Richards, who holds a doctorate in mechanical engineering, watched with interest as fiber optics began to evolve in research laboratories throughout the 1980s. In the mid-1990s, he began to consider aerospace applications of that technology for sensors. An internal Dryden Code R competition for grants resulted in seed money enabling him and his small team to begin filling in gaps in research that would validate sensing technology for broad use. No commercial technology is available for real-time wing shape sensing, he added.
Once he obtained funding, Richards assembled a team of Dryden engineers. He and William Ko developed optimized structural algorithms, Allen Parker developed the systems and originated data processing algorithms, and Anthony "Nino" Piazza is the team's strain measurement expert. The group developed the sensor and the supporting avionics system and algorithms that make the fiber optic wing shape sensors work, and has applied for two patents for use of the algorithms developed during the course of the work.
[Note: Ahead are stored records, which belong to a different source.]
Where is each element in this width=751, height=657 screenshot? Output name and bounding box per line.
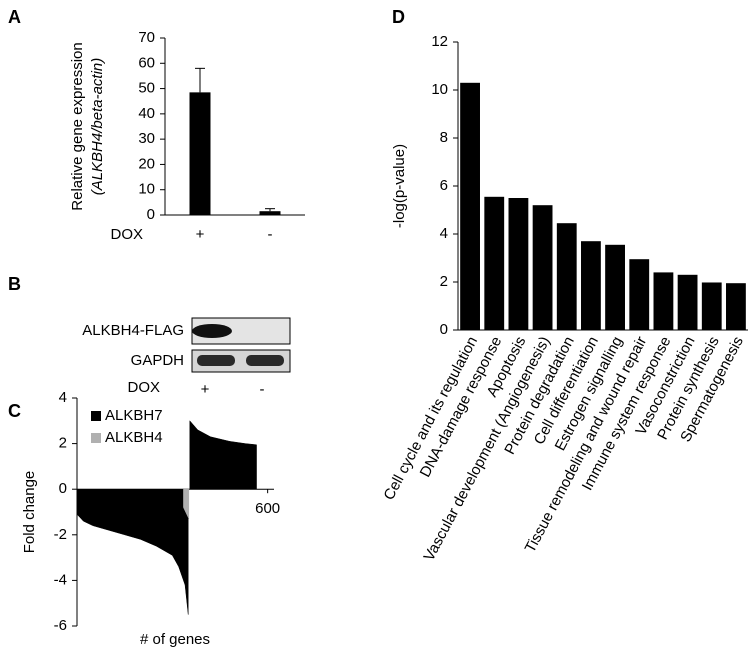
- y-tick-label: 20: [138, 155, 155, 172]
- y-tick-label: 70: [138, 29, 155, 46]
- blot-band: [197, 355, 235, 366]
- y-tick-label: 40: [138, 105, 155, 122]
- blot-row-label: ALKBH4-FLAG: [82, 322, 184, 339]
- y-tick-label: 0: [440, 321, 448, 338]
- y-tick-label: 4: [440, 225, 448, 242]
- area: [183, 488, 190, 519]
- y-tick-label: 60: [138, 54, 155, 71]
- panel-label: D: [392, 7, 405, 27]
- x-tick-label: 600: [255, 500, 280, 517]
- bar: [556, 223, 577, 330]
- area: [189, 420, 257, 490]
- panel-label: B: [8, 274, 21, 294]
- blot-lane-label: +: [201, 381, 210, 398]
- bar: [726, 283, 746, 330]
- area: [76, 488, 189, 615]
- y-tick-label: 10: [138, 181, 155, 198]
- bar: [653, 272, 674, 330]
- y-axis-label: -log(p-value): [391, 144, 408, 228]
- y-tick-label: 50: [138, 80, 155, 97]
- bar: [259, 211, 281, 215]
- y-axis-label: Relative gene expression: [69, 42, 86, 210]
- bar: [532, 205, 553, 330]
- y-tick-label: -6: [54, 617, 67, 634]
- blot-lane-label: -: [260, 381, 265, 398]
- y-tick-label: 30: [138, 130, 155, 147]
- y-tick-label: 2: [440, 273, 448, 290]
- legend-label: ALKBH7: [105, 407, 163, 424]
- y-axis-label: Fold change: [21, 471, 38, 554]
- bar: [508, 198, 529, 330]
- panel-label: A: [8, 7, 21, 27]
- legend-swatch: [91, 433, 101, 443]
- bar: [701, 282, 722, 330]
- blot-row-label: GAPDH: [131, 352, 184, 369]
- y-tick-label: 10: [431, 81, 448, 98]
- blot-band: [192, 324, 232, 338]
- y-tick-label: -2: [54, 526, 67, 543]
- blot-band: [246, 355, 284, 366]
- x-axis-label: DOX: [110, 226, 143, 243]
- bar: [605, 244, 625, 330]
- x-axis-label: # of genes: [140, 631, 210, 648]
- bar: [484, 196, 505, 330]
- x-tick-label: +: [196, 226, 205, 243]
- bar: [677, 274, 698, 330]
- bar: [629, 259, 650, 330]
- y-tick-label: 6: [440, 177, 448, 194]
- legend-swatch: [91, 411, 101, 421]
- y-tick-label: 4: [59, 389, 67, 406]
- y-tick-label: 2: [59, 435, 67, 452]
- y-tick-label: 0: [59, 480, 67, 497]
- bar: [189, 92, 211, 215]
- panel-label: C: [8, 401, 21, 421]
- x-tick-label: -: [268, 226, 273, 243]
- bar: [460, 82, 480, 330]
- y-axis-label: (ALKBH4/beta-actin): [89, 58, 106, 196]
- y-tick-label: 8: [440, 129, 448, 146]
- y-tick-label: -4: [54, 571, 67, 588]
- bar: [581, 241, 601, 330]
- blot-x-label: DOX: [127, 379, 160, 396]
- legend-label: ALKBH4: [105, 429, 163, 446]
- y-tick-label: 12: [431, 33, 448, 50]
- y-tick-label: 0: [147, 206, 155, 223]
In 1996 Richards developed a partnership with a NASA Langley Research Center team led by Leland Melvin, currently an astronaut and a former Langley engineer. Increasingly complex research examined a technique patented by Mark Froggatt, formerly of Langley, for applying fiber optic technology to flight. Gains Melvin's team made in 1994 provided a foundation for its 1996 work in the development of a facility that provides a means of performing advanced sensor and laser research for development of military, space and civil aircraft health-monitoring systems.
Richards' team began incrementally, through laboratory experiments, to accumulate research showing that fiber optic sensors could match performance by the gold standard in sensors, strain gauges. A baseline was developed and the fiber optic sensors performed within a few percentage points of strain-gauge performance in side-by-side laboratory comparisons. The accuracy of the fiber optic sensors was proven - important data he felt were missing in the literature prior to his own research, he said.
After a lot of perseverance, the crucible of flight research is about to distill the scientists' contentions. Fiber optic wing shape sensors will compete head-to-head with strain gauges in the rigorous environment of flight where vibration, temperature and other challenges will prove the sensors' merit.